Shaken by his grandfather’s words and the purity of his anti-capitalist convictions, Greg decides he’s going to turn a new leaf and no longer be a cog in the soul-crushing corporate machine that is Waystar.
Just kidding. Here’s an exchange he has with a different lawyer after speaking to Ewan: “Do you think it’s possible to sue a person, a grandparent for example, in a way which is like in an affectionate way, that might convey, like, ‘I love you and I’m glad you’re part of my life, but I am taking legal action against you?’” Oh, Greg: the answer is no.
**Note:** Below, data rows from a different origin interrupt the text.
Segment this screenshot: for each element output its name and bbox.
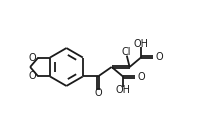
Text: O: O bbox=[28, 53, 36, 63]
Text: O: O bbox=[155, 52, 163, 62]
Text: O: O bbox=[138, 72, 145, 82]
Text: O: O bbox=[28, 71, 36, 81]
Text: Cl: Cl bbox=[121, 47, 131, 57]
Text: O: O bbox=[94, 88, 102, 98]
Text: OH: OH bbox=[116, 85, 131, 95]
Text: OH: OH bbox=[134, 39, 149, 49]
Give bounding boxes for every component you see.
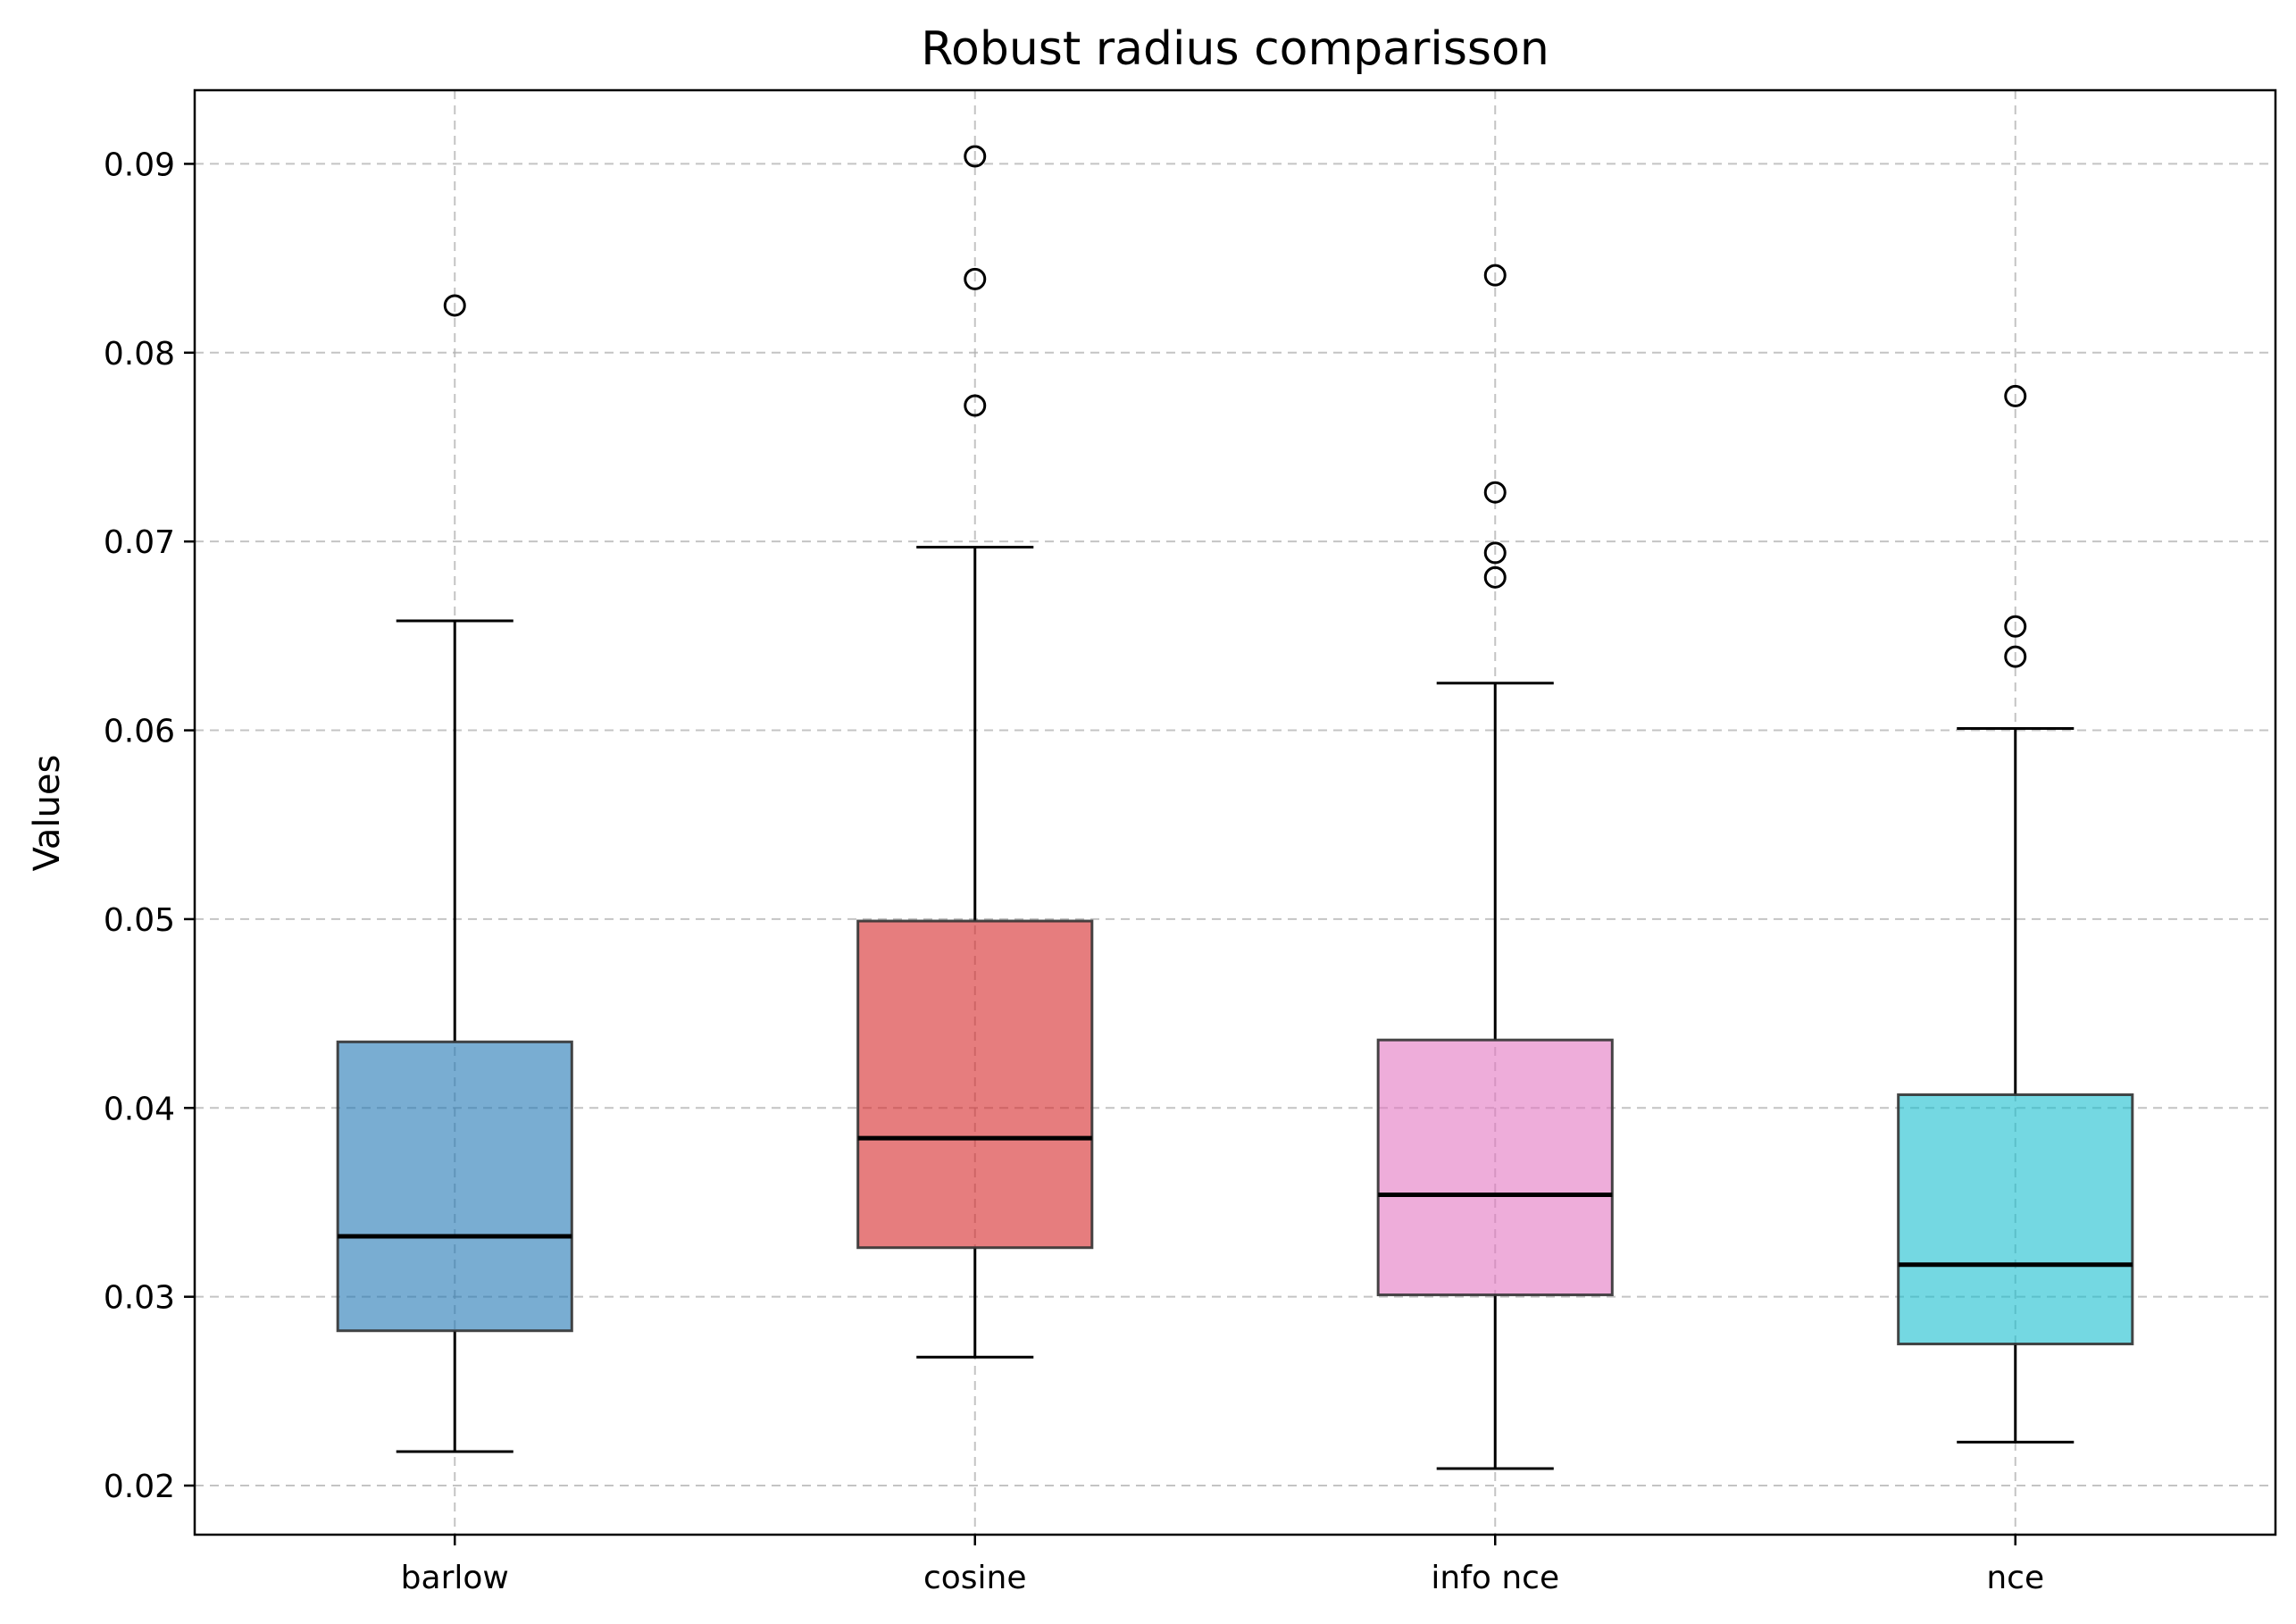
y-tick-label: 0.08 [104, 336, 175, 373]
axes: 0.02 0.03 0.04 0.05 0.06 0.07 0.08 0.09 barlow co… [104, 146, 2044, 1596]
box-series [336, 145, 2134, 1470]
outlier-point [1483, 541, 1507, 565]
y-tick-label: 0.04 [104, 1091, 175, 1127]
x-tick-label: cosine [923, 1560, 1027, 1596]
box-nce [1897, 384, 2134, 1444]
outlier-point [2004, 384, 2027, 407]
chart-title: Robust radius comparisson [921, 22, 1549, 76]
y-axis-label: Values [27, 755, 68, 872]
outlier-point [1483, 481, 1507, 504]
y-tick-label: 0.03 [104, 1280, 175, 1317]
y-tick-label: 0.07 [104, 524, 175, 561]
box-barlow [336, 294, 573, 1453]
outlier-point [443, 294, 466, 317]
y-tick-label: 0.05 [104, 902, 175, 939]
iqr-box [856, 919, 1094, 1250]
y-tick-label: 0.02 [104, 1469, 175, 1505]
y-tick-label: 0.09 [104, 146, 175, 183]
x-tick-label: nce [1986, 1560, 2044, 1596]
iqr-box [336, 1040, 573, 1333]
outlier-point [964, 394, 987, 417]
y-tick-label: 0.06 [104, 714, 175, 750]
box-cosine [856, 145, 1094, 1359]
x-tick-label: info nce [1431, 1560, 1559, 1596]
box-info-nce [1376, 264, 1614, 1470]
iqr-box [1897, 1093, 2134, 1346]
x-tick-label: barlow [401, 1560, 509, 1596]
outlier-point [1483, 565, 1507, 589]
outlier-point [964, 267, 987, 290]
plot-frame [193, 88, 2277, 1536]
outlier-point [1483, 264, 1507, 287]
outlier-point [964, 145, 987, 168]
outlier-point [2004, 645, 2027, 668]
outlier-point [2004, 615, 2027, 638]
iqr-box [1376, 1038, 1614, 1297]
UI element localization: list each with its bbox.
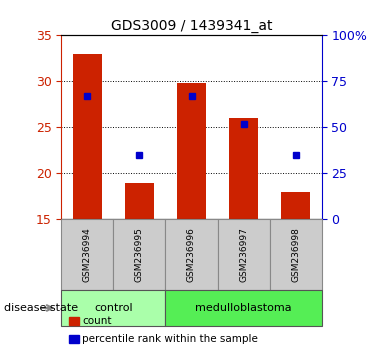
Text: GSM236998: GSM236998 bbox=[291, 227, 300, 282]
Bar bbox=[229, 118, 258, 219]
Bar bbox=[125, 183, 154, 219]
Text: count: count bbox=[82, 316, 112, 326]
Bar bbox=[177, 83, 206, 219]
Text: GSM236997: GSM236997 bbox=[239, 227, 248, 282]
Text: GSM236995: GSM236995 bbox=[135, 227, 144, 282]
Title: GDS3009 / 1439341_at: GDS3009 / 1439341_at bbox=[111, 19, 272, 33]
Text: GSM236996: GSM236996 bbox=[187, 227, 196, 282]
Text: disease state: disease state bbox=[4, 303, 78, 313]
Text: percentile rank within the sample: percentile rank within the sample bbox=[82, 334, 258, 344]
Bar bbox=[73, 54, 101, 219]
Text: GSM236994: GSM236994 bbox=[83, 228, 92, 282]
Text: medulloblastoma: medulloblastoma bbox=[195, 303, 292, 313]
Bar bbox=[282, 192, 310, 219]
Text: control: control bbox=[94, 303, 133, 313]
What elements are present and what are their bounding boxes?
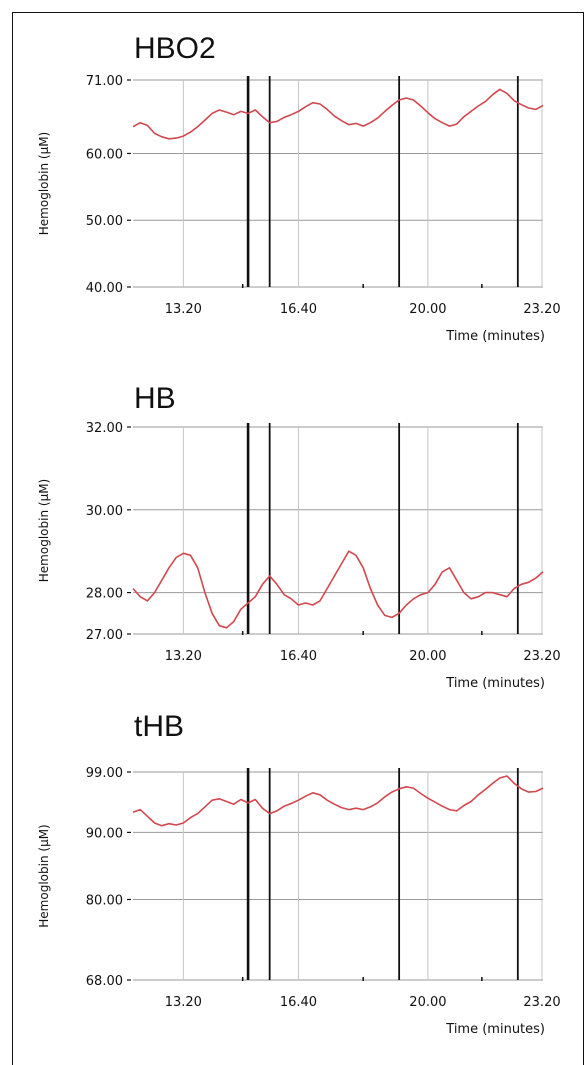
y-tick-label: 68.00 bbox=[86, 974, 123, 989]
x-axis-label: Time (minutes) bbox=[445, 1022, 545, 1037]
x-tick-label: 20.00 bbox=[409, 649, 446, 664]
y-axis-label: Hemoglobin (µM) bbox=[37, 479, 51, 582]
x-tick-label: 16.40 bbox=[280, 649, 317, 664]
y-tick-label: 90.00 bbox=[86, 826, 123, 841]
chart-title-0: HBO2 bbox=[134, 32, 216, 65]
y-tick-label: 80.00 bbox=[86, 893, 123, 908]
y-tick-label: 27.00 bbox=[86, 628, 123, 643]
y-tick-label: 60.00 bbox=[86, 147, 123, 162]
x-tick-label: 23.20 bbox=[523, 649, 560, 664]
x-axis-label: Time (minutes) bbox=[445, 676, 545, 691]
x-tick-label: 20.00 bbox=[409, 995, 446, 1010]
series-line bbox=[132, 550, 544, 629]
y-tick-label: 28.00 bbox=[86, 587, 123, 602]
x-tick-label: 16.40 bbox=[280, 302, 317, 317]
x-tick-label: 20.00 bbox=[409, 302, 446, 317]
series-line bbox=[132, 88, 544, 140]
x-tick-label: 13.20 bbox=[165, 302, 202, 317]
chart-title-1: HB bbox=[134, 382, 176, 415]
x-tick-label: 23.20 bbox=[523, 995, 560, 1010]
x-tick-label: 23.20 bbox=[523, 302, 560, 317]
y-tick-label: 71.00 bbox=[86, 74, 123, 89]
y-axis-label: Hemoglobin (µM) bbox=[37, 132, 51, 235]
y-tick-label: 99.00 bbox=[86, 766, 123, 781]
y-axis-label: Hemoglobin (µM) bbox=[37, 824, 51, 927]
x-tick-label: 16.40 bbox=[280, 995, 317, 1010]
chart-title-2: tHB bbox=[134, 710, 184, 743]
x-axis-label: Time (minutes) bbox=[445, 329, 545, 344]
y-tick-label: 32.00 bbox=[86, 421, 123, 436]
series-line bbox=[132, 775, 544, 827]
y-tick-label: 40.00 bbox=[86, 281, 123, 296]
y-tick-label: 30.00 bbox=[86, 504, 123, 519]
y-tick-label: 50.00 bbox=[86, 214, 123, 229]
x-tick-label: 13.20 bbox=[165, 995, 202, 1010]
x-tick-label: 13.20 bbox=[165, 649, 202, 664]
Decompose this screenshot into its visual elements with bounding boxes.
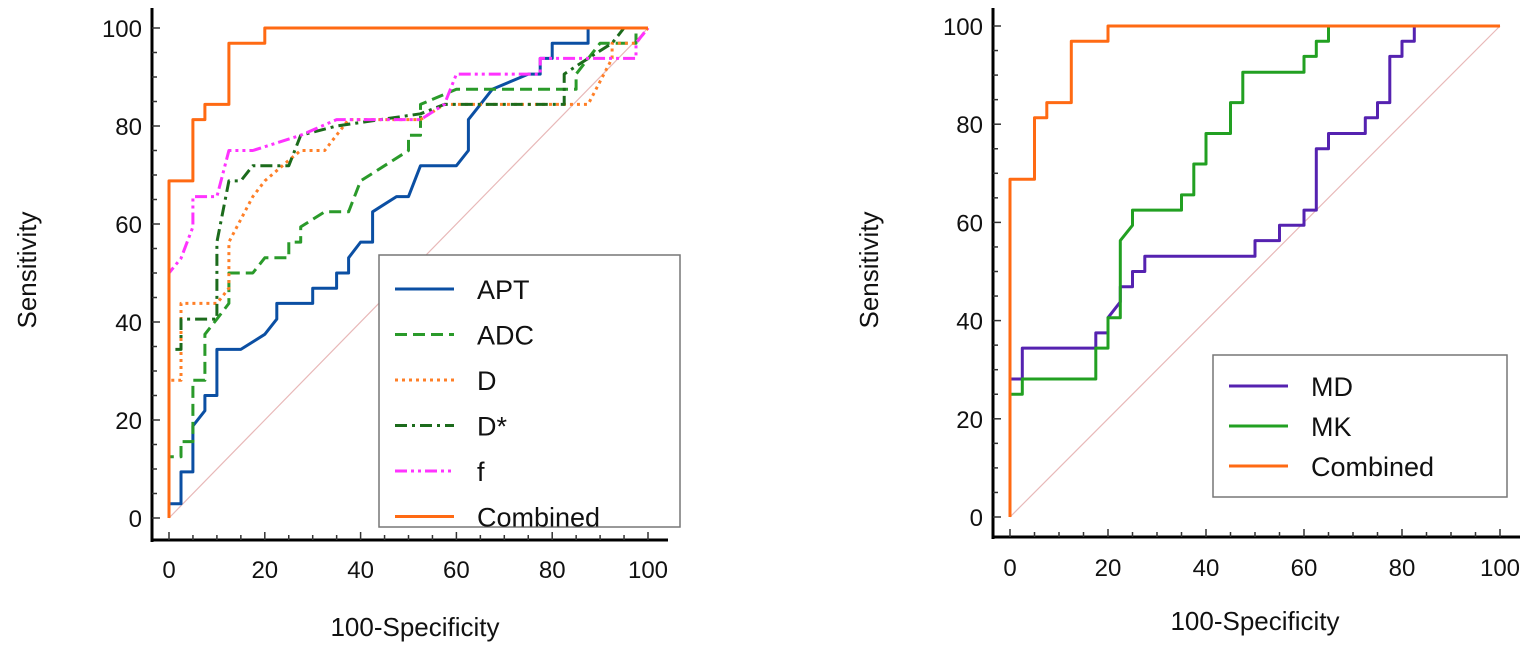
- x-axis-label: 100-Specificity: [1170, 606, 1339, 636]
- x-tick-label: 100: [1480, 555, 1520, 582]
- series-line-mk: [1008, 24, 1500, 517]
- y-tick-label: 0: [970, 505, 983, 532]
- x-tick-label: 40: [347, 557, 374, 584]
- legend-label: D*: [477, 412, 507, 442]
- y-tick-label: 40: [115, 310, 142, 337]
- y-tick-label: 20: [956, 407, 983, 434]
- y-tick-label: 80: [956, 112, 983, 139]
- series-line-d: [167, 27, 650, 518]
- legend-box: [378, 254, 681, 528]
- y-axis-label: Sensitivity: [854, 211, 884, 328]
- series-line-f: [167, 27, 650, 518]
- y-tick-label: 60: [956, 210, 983, 237]
- series-line-md: [1008, 24, 1500, 517]
- legend: MD MK Combined: [1212, 354, 1508, 498]
- legend-label: ADC: [477, 321, 534, 351]
- legend-label: D: [477, 366, 497, 396]
- legend-label: f: [477, 457, 485, 487]
- y-tick-label: 20: [115, 408, 142, 435]
- x-tick-label: 60: [1291, 555, 1318, 582]
- y-tick-label: 40: [956, 309, 983, 336]
- x-tick-label: 80: [539, 557, 566, 584]
- x-tick-label: 0: [1003, 555, 1016, 582]
- legend: APT ADC D D* f Combined: [378, 254, 681, 533]
- series-line-d-star: [167, 26, 648, 518]
- x-tick-label: 20: [1095, 555, 1122, 582]
- y-tick-label: 100: [943, 14, 983, 41]
- y-tick-label: 60: [115, 212, 142, 239]
- reference-diagonal: [1009, 25, 1501, 518]
- legend-label: MD: [1311, 372, 1353, 402]
- x-tick-label: 20: [251, 557, 278, 584]
- legend-label: MK: [1311, 412, 1352, 442]
- x-tick-label: 40: [1193, 555, 1220, 582]
- legend-label: APT: [477, 275, 530, 305]
- y-tick-label: 100: [102, 16, 142, 43]
- x-tick-label: 0: [162, 557, 175, 584]
- x-axis-label: 100-Specificity: [330, 612, 499, 642]
- y-tick-label: 80: [115, 114, 142, 141]
- x-tick-label: 100: [628, 557, 668, 584]
- y-tick-label: 0: [129, 506, 142, 533]
- legend-label: Combined: [477, 503, 600, 533]
- y-axis-label: Sensitivity: [12, 211, 42, 328]
- roc-panel-right: Sensitivity 100-Specificity 0 20 40 60 80 100…: [854, 8, 1520, 636]
- x-tick-label: 80: [1389, 555, 1416, 582]
- x-tick-label: 60: [443, 557, 470, 584]
- series-line-adc: [167, 26, 648, 518]
- roc-panel-left: Sensitivity 100-Specificity 0 20 40 60 80 100…: [12, 8, 681, 642]
- series-line-combined: [167, 26, 648, 518]
- legend-label: Combined: [1311, 452, 1434, 482]
- series-line-combined: [1008, 24, 1500, 517]
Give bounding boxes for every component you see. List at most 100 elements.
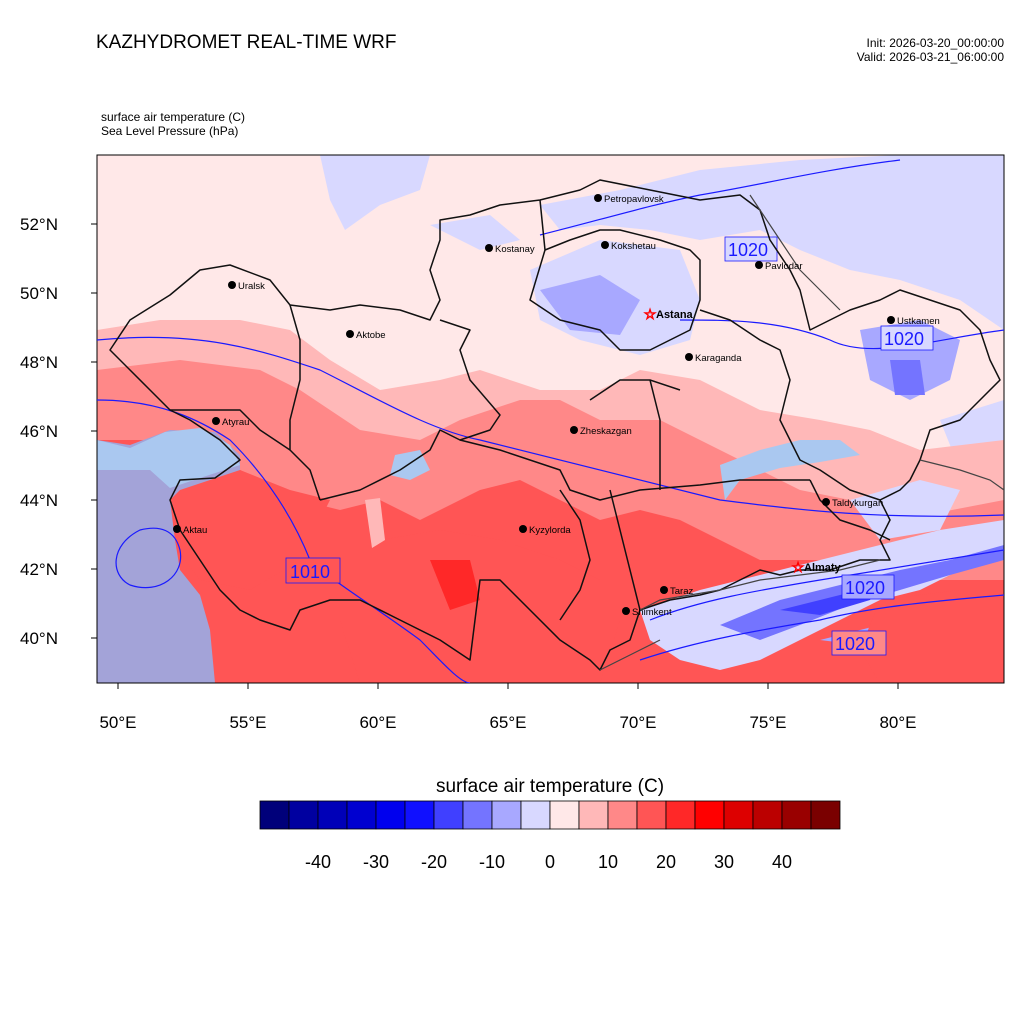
city-label: Kyzylorda — [529, 525, 571, 536]
isobar-label-box — [841, 574, 895, 600]
lat-label: 52°N — [20, 215, 58, 234]
latitude-labels: 52°N 50°N 48°N 46°N 44°N 42°N 40°N — [20, 215, 58, 648]
pressure-variable-label: Sea Level Pressure (hPa) — [101, 124, 239, 138]
colorbar-box — [404, 800, 435, 830]
city-label: Karaganda — [695, 353, 742, 364]
city-dot — [887, 316, 895, 324]
colorbar-box — [636, 800, 667, 830]
colorbar-box — [810, 800, 841, 830]
colorbar-label: -40 — [305, 852, 331, 872]
city-dot — [822, 498, 830, 506]
isobar-label-box — [285, 557, 341, 584]
city-label: Aktobe — [356, 330, 386, 341]
lon-label: 75°E — [749, 713, 786, 732]
city-label: Uralsk — [238, 281, 265, 292]
city-markers: Petropavlovsk Kostanay Kokshetau Pavlodar Ur… — [173, 194, 940, 618]
colorbar-box — [491, 800, 522, 830]
city-label: Aktau — [183, 525, 207, 536]
colorbar-box — [462, 800, 493, 830]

Unsurprisingly, the more time that Greg spends with his extended family, the more he inherits some of their worst qualities. While it’s played for laughs, the fact that he thinks suing his own grandfather could be spun in a positive light—or that, since he can’t sue Ewan, he’ll instead go after friggin’ Greenpeace—speaks to how detached he’s become from any sense of logic. It’s sad, really. This bottom feeder should really heed his grandfather’s advice, and start taking himself seriously. Otherwise, it won’t be a question of whether he gets eaten, just who actually feeds him to the wolves.